Arrivé en tête au premier tour des élections municipales à Nîmes, Julien Sanchez, candidat pour le Rassemblement national, a déposé ce lundi 16 mars après-midi sa liste, inchangée, en préfecture
Distribution de tracts, rencontres avec « les personnes qui souhaitent me voir, notamment pas mal de chefs d’entreprise, d’acteurs touristiques, économiques », la semaine d’entre-deux-tours va vite passer pour Julien Sanchez, candidat du Rassemblement national sorti en tête du scrutin des élections municipales à Nîmes ce dimanche 15 mars (30,39 %). Dès ce lundi après-midi, peu avant 16 h, l’homme a déposé sa liste en préfecture, qui sera finalement inchangée par rapport au premier tour, malgré une main tendue à Franck Proust.
« Franck Proust voulait le poste de maire. Ça me paraissait compliqué… »
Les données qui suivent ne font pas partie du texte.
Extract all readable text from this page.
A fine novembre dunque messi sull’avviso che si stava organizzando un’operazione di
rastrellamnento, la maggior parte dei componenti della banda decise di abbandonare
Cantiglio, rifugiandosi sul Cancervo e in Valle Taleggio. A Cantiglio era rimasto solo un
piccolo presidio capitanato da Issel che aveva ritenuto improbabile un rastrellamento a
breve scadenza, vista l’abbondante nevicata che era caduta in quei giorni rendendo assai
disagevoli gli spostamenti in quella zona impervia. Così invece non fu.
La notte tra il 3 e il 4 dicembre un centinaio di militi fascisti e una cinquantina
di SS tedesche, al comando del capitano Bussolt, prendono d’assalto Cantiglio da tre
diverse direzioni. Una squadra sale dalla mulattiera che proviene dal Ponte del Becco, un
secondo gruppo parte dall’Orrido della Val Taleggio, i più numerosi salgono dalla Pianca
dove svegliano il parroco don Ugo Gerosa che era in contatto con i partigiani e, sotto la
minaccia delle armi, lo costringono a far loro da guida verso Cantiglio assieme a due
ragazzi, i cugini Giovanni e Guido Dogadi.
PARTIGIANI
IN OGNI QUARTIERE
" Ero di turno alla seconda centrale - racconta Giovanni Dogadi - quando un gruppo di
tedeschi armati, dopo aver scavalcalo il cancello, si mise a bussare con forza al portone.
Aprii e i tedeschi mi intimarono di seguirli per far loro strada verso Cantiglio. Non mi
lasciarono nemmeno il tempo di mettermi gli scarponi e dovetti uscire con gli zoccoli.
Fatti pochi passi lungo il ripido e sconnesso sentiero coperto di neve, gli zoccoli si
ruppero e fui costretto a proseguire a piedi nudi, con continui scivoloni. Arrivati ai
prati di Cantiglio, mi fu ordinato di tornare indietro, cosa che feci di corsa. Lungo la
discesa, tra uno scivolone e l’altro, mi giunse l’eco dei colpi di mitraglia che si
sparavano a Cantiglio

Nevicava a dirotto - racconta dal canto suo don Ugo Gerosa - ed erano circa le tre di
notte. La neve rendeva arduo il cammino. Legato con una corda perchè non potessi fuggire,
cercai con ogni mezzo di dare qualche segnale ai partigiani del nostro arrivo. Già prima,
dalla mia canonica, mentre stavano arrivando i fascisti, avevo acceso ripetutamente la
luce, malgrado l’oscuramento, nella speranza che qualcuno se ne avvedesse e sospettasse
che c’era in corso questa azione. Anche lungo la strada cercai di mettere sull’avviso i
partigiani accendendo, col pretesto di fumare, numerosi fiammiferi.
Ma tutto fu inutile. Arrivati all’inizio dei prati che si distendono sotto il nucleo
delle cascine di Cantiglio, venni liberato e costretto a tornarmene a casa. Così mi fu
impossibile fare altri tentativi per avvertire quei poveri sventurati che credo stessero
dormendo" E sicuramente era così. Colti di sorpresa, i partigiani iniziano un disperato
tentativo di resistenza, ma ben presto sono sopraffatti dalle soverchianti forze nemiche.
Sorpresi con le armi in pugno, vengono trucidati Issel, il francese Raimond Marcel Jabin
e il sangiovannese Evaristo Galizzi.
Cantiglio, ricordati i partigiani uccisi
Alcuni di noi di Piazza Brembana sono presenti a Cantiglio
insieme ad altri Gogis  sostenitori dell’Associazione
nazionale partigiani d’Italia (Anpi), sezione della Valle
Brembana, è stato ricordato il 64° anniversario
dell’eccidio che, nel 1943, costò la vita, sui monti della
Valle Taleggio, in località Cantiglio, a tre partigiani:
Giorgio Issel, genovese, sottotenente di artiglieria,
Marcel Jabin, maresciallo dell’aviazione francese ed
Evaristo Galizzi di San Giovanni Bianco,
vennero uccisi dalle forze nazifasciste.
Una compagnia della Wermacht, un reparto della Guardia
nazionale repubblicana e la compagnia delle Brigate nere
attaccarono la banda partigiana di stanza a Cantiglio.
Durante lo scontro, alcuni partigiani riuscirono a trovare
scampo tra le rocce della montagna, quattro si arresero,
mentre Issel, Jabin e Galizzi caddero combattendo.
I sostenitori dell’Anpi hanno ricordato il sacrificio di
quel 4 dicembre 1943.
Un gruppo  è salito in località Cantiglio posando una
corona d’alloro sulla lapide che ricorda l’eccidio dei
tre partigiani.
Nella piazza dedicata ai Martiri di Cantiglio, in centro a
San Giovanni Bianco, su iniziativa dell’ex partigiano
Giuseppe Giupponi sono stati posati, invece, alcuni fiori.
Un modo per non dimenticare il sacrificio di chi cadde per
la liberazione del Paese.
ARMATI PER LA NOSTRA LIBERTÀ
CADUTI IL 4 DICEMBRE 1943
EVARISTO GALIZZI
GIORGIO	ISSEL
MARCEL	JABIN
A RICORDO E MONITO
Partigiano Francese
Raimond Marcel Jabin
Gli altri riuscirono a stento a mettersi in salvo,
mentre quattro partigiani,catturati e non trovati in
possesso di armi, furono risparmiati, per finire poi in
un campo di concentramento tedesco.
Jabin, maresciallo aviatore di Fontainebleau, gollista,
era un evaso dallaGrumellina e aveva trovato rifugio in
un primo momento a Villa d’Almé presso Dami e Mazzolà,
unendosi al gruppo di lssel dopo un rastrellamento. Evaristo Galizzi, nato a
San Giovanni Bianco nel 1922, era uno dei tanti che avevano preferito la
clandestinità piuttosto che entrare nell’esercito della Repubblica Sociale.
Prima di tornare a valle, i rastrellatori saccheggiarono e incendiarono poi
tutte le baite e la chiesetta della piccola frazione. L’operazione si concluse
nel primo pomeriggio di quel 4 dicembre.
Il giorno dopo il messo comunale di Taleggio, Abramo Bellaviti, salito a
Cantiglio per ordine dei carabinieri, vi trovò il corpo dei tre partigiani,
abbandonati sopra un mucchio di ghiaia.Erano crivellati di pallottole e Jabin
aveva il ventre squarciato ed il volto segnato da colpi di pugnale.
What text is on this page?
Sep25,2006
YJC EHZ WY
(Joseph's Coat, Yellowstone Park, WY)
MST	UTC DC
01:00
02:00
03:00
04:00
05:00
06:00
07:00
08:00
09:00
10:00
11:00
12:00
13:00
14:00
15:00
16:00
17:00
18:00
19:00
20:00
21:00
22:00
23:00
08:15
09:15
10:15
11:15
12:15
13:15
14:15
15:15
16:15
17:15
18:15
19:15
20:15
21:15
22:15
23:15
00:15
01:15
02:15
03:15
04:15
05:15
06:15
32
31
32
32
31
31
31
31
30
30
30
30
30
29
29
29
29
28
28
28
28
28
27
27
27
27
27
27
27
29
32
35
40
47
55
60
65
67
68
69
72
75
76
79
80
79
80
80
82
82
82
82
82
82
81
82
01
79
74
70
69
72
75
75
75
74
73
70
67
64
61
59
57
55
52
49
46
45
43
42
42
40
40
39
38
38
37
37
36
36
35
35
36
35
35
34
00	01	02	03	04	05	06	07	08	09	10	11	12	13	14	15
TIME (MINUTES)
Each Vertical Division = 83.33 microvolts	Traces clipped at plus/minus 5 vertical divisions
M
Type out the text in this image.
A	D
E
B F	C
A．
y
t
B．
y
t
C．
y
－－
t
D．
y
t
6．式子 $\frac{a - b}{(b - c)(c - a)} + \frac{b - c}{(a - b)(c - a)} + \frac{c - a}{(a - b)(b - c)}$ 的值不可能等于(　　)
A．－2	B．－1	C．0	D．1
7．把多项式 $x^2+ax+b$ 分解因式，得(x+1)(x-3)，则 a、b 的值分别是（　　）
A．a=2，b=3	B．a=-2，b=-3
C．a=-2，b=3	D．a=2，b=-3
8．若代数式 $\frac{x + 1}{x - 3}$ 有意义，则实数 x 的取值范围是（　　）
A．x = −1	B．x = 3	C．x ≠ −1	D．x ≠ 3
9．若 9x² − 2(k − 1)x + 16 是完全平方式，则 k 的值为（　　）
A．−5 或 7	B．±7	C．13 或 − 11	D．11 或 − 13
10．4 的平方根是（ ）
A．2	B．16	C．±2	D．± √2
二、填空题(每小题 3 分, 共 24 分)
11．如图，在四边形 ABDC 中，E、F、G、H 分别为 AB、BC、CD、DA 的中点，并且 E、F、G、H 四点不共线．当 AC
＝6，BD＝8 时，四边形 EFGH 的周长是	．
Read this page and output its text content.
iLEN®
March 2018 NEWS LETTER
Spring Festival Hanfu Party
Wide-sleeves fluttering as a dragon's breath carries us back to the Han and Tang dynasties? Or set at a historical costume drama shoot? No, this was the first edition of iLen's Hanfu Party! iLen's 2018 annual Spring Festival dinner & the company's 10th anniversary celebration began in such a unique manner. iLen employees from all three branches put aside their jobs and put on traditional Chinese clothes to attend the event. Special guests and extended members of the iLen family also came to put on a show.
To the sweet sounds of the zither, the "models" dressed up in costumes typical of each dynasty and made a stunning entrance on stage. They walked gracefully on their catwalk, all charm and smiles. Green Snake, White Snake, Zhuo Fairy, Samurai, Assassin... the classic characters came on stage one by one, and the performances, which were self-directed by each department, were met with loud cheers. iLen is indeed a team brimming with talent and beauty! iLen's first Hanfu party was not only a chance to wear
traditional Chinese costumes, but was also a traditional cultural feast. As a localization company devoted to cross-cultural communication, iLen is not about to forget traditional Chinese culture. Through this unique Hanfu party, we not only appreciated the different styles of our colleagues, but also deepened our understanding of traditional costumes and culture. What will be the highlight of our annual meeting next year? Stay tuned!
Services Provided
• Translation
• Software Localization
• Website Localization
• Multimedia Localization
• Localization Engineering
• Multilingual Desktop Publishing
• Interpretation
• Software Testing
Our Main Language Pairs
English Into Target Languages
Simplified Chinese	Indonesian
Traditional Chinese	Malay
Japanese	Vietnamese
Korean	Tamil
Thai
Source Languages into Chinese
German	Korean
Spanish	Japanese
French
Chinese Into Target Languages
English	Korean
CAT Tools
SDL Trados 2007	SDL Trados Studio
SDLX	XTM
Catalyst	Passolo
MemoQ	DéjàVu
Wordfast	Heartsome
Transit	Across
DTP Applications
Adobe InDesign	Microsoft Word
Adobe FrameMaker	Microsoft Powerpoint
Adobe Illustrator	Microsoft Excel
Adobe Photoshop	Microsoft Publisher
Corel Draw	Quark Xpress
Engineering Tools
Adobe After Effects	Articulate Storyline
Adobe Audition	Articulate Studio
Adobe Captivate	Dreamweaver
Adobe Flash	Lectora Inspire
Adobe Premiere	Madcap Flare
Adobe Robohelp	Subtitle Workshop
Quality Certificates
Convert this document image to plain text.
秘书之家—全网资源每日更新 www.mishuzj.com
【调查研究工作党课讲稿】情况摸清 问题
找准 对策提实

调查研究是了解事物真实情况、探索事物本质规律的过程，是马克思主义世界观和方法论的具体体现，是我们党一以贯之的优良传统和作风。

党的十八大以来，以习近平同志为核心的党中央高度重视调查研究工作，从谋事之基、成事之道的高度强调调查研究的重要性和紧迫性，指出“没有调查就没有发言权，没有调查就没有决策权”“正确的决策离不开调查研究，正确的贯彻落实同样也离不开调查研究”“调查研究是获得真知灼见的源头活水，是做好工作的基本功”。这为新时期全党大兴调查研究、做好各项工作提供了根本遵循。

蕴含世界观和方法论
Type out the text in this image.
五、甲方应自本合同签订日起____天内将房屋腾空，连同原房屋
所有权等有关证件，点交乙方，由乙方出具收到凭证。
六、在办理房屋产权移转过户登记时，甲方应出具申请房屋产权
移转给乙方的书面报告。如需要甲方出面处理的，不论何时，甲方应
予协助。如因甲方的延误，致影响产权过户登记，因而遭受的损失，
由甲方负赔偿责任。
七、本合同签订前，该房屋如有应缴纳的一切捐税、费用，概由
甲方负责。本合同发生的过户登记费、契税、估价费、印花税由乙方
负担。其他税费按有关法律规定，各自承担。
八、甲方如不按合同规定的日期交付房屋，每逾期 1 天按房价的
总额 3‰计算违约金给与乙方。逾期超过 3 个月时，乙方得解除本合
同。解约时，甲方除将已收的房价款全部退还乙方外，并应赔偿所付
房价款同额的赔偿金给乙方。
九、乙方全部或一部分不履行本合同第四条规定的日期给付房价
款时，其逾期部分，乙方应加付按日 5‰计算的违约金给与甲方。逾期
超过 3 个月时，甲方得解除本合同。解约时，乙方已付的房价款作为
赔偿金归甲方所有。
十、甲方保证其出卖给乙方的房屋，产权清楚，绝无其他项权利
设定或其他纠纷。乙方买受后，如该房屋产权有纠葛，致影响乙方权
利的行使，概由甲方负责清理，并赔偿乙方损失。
« On s’est eu hier soir au téléphone. Je lui ai proposé 8 positions éligibles sur ma liste, dont 4 postes d’adjoints. Cela me paraissait acceptable. Mais ce qui m’a été répondu, c’est qu’il souhaitait le poste de maire, assure Julien Sanchez. Ça me paraissait compliqué vu son score ! » Compliqué aussi pour le candidat RN d’accepter éventuellement de lui laisser le poste de président de Nîmes Métropole : « Je pense que ça ne serait pas sain parce qu’il n’a pas forcément laissé de bons souvenirs à l’agglomération. Et des gens sont pressés qu’il parte, en fait, que ce soit des employés ou des élus. Il aurait pu être adjoint au maire. Qu’il ne le veuille pas, je l’entends. Mais dans ce cas-là, il se retire et il propose des personnes de sa liste pour continuer à porter ses idées. » Le choix de Franck Proust et de son équipe s’est finalement plutôt tourné vers une fusion avec Julien Plantier.
« L’alliance Proust-Plantier se saborde toute seule pour moi »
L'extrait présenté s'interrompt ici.